The answer depends on the data. A small baseball database and a four-year taxi-trip corpus create very different workloads, file sizes, memory profiles, and opportunities for parser throughput to matter.

The goal is not to make a universal claim from one machine. The goal is to build a growing collection of inspectable, repeatable reports that show where results hold, where they vary, and what the data does not prove. My personal goal is to eke every ounce of performance out of my own scripts as possible so that I can better run my fantasy team and help run my league. If the data is useful to you, that's great but remember, I ran these reports on my own machine and your machine may show different results. If the raw numbers are immportant to you, I recommend downloading the raw data (it will map out all the sources) and running the report on your own hardware.

Current dataset projects

Lahman Baseball Database

A four-part benchmark using 27 Lahman baseball CSV files. It compares raw CSV read speed, size-grouped results, practical many-file baseball workloads, and repeated CSV versus Parquet reads.

The project is useful because the files have varied shapes and real baseball-analysis relevance, while also showing the limitations of a dataset without genuinely giant files. This report was likely the most practical report for me, but it left enough questions unanswered that I knew I needed a stronger dataset.

Open the Lahman Baseball Database project

NYC TLC Yellow Taxi Data

A larger three-report Round 2 benchmark using 48 monthly Yellow Taxi trip-record files from 2019 through 2022.

The corpus contains 179.8 million rows and derived CSV files from roughly 24 MB through 813 MB, making it a much stronger test of sustained CSV parsing and multi-file workload behaviour. As a bonus, it made my computer work about 70% as hard as Baldur's Gate 3 so the sound of it brought back some great memories.

Open the NYC TLC Taxi Data project

Round 3: Native Parquet

The next project stage will compare the completed NYC TLC CSV results with native reads of the original Parquet corpus.

That changes the question from parser selection to format selection: what happens when the data is not CSV in the first place? This report will hopefully have applications for small enterprises that are considered bringing their data work in-house.

Review the CSV baseline

What these reports measure

Single-file reads

Load one CSV file at a time and compare pandas default parsing with pandas using the PyArrow CSV engine.

Results include repeated-read timing, row and column validation, file size, and generated data tables.

File-size analysis

Reuse completed benchmark results and group them by file size to see whether speedup patterns change across different ranges.
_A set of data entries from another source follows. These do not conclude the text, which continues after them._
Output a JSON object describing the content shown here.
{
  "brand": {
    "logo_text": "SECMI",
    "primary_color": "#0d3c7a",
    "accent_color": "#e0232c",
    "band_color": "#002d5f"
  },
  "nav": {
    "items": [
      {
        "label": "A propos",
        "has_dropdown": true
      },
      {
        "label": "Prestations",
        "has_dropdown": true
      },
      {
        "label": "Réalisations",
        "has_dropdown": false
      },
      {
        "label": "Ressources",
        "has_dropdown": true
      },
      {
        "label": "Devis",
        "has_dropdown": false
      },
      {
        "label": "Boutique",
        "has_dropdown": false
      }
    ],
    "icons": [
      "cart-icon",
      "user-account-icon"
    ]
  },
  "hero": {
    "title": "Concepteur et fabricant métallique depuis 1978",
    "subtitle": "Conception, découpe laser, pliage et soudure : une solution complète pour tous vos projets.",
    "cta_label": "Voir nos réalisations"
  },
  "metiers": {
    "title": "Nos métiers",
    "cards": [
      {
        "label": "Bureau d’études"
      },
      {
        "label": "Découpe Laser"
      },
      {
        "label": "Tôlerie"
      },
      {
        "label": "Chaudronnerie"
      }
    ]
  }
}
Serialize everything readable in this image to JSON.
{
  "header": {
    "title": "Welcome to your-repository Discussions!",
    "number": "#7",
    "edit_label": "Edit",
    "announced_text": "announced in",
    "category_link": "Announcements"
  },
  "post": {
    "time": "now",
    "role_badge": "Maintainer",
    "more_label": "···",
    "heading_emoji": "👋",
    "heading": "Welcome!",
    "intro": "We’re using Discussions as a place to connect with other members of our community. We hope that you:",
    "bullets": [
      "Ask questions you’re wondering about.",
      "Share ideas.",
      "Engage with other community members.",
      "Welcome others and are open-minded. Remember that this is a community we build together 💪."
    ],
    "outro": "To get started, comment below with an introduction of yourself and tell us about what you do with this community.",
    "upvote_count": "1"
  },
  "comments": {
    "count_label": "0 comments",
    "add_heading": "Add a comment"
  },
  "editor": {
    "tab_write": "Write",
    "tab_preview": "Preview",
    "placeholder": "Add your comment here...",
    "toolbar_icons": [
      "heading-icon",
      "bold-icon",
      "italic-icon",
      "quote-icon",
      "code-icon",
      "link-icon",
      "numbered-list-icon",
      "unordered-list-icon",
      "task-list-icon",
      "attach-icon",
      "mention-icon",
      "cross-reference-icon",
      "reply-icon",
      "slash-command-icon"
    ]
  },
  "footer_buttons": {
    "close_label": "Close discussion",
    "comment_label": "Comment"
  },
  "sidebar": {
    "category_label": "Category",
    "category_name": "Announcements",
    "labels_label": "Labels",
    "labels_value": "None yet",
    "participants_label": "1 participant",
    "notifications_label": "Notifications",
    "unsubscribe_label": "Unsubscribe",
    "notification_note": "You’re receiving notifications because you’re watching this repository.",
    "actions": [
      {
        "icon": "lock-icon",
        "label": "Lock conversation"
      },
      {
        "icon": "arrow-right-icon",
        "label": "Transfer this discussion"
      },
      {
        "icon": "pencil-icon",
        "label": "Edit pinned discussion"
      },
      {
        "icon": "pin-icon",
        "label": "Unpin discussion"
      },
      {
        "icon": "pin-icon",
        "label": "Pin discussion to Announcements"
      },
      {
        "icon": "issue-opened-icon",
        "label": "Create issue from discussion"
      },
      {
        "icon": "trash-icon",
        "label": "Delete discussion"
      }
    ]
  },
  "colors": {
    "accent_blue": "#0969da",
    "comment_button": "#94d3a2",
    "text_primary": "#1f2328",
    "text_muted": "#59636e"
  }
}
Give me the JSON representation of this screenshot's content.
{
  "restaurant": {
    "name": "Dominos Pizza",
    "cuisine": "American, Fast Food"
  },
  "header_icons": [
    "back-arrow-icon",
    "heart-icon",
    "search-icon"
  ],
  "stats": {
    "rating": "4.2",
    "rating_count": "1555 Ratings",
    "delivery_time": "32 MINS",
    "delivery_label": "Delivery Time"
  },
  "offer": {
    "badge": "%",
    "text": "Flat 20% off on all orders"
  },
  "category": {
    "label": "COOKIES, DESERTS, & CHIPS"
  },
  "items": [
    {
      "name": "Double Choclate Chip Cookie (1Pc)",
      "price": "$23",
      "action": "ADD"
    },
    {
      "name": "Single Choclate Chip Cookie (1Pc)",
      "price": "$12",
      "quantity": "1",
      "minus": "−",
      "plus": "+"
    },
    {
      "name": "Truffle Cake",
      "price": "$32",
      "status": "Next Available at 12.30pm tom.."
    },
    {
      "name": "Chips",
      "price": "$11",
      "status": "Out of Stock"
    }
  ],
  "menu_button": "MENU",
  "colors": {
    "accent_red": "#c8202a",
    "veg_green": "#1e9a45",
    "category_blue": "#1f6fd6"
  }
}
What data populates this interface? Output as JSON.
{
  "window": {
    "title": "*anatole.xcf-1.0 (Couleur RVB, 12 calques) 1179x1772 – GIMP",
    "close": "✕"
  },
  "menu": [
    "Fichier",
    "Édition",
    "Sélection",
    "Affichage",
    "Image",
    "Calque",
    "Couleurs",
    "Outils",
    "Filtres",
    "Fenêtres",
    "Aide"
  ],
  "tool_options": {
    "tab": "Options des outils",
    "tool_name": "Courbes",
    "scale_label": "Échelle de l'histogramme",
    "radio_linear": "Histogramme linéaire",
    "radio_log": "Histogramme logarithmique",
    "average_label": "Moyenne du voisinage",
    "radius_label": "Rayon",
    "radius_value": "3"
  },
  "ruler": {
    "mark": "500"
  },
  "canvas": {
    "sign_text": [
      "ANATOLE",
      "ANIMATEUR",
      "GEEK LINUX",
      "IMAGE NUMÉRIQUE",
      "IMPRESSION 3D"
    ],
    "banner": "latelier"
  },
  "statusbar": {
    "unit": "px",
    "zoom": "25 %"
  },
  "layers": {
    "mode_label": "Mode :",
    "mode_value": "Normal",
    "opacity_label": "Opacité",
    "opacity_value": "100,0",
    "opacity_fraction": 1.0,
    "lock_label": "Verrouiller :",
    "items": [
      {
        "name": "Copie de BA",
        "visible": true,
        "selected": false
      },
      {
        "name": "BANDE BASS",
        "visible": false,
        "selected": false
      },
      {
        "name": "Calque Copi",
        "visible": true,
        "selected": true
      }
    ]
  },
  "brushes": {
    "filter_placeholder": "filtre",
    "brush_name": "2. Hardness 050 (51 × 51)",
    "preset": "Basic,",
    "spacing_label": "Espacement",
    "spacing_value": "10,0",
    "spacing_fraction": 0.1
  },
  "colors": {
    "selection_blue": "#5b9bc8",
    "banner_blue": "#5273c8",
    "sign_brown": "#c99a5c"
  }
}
These reports describe the observed relationship without pretending that size alone explains every result.

Many-file workflows

Load several files, retain the DataFrames, and concatenate them into one analysis-ready table.

These workloads show where parsing, allocation, concatenation, and memory pressure begin to share the stage.

Methodology and access

Each report starts with a local script, a defined dataset, and generated JSON. The report page loads that JSON directly in the browser and turns it into text, summary cards, filters, result counts, and accessible tables.

The reports are intentionally narrow. They do not attempt to benchmark every operation involved in data work. They document what was measured, what was not measured, and the practical limits of each conclusion.

The tables are the primary data source. Each report makes its generated JSON available directly from the page so the result can be checked without scraping the site.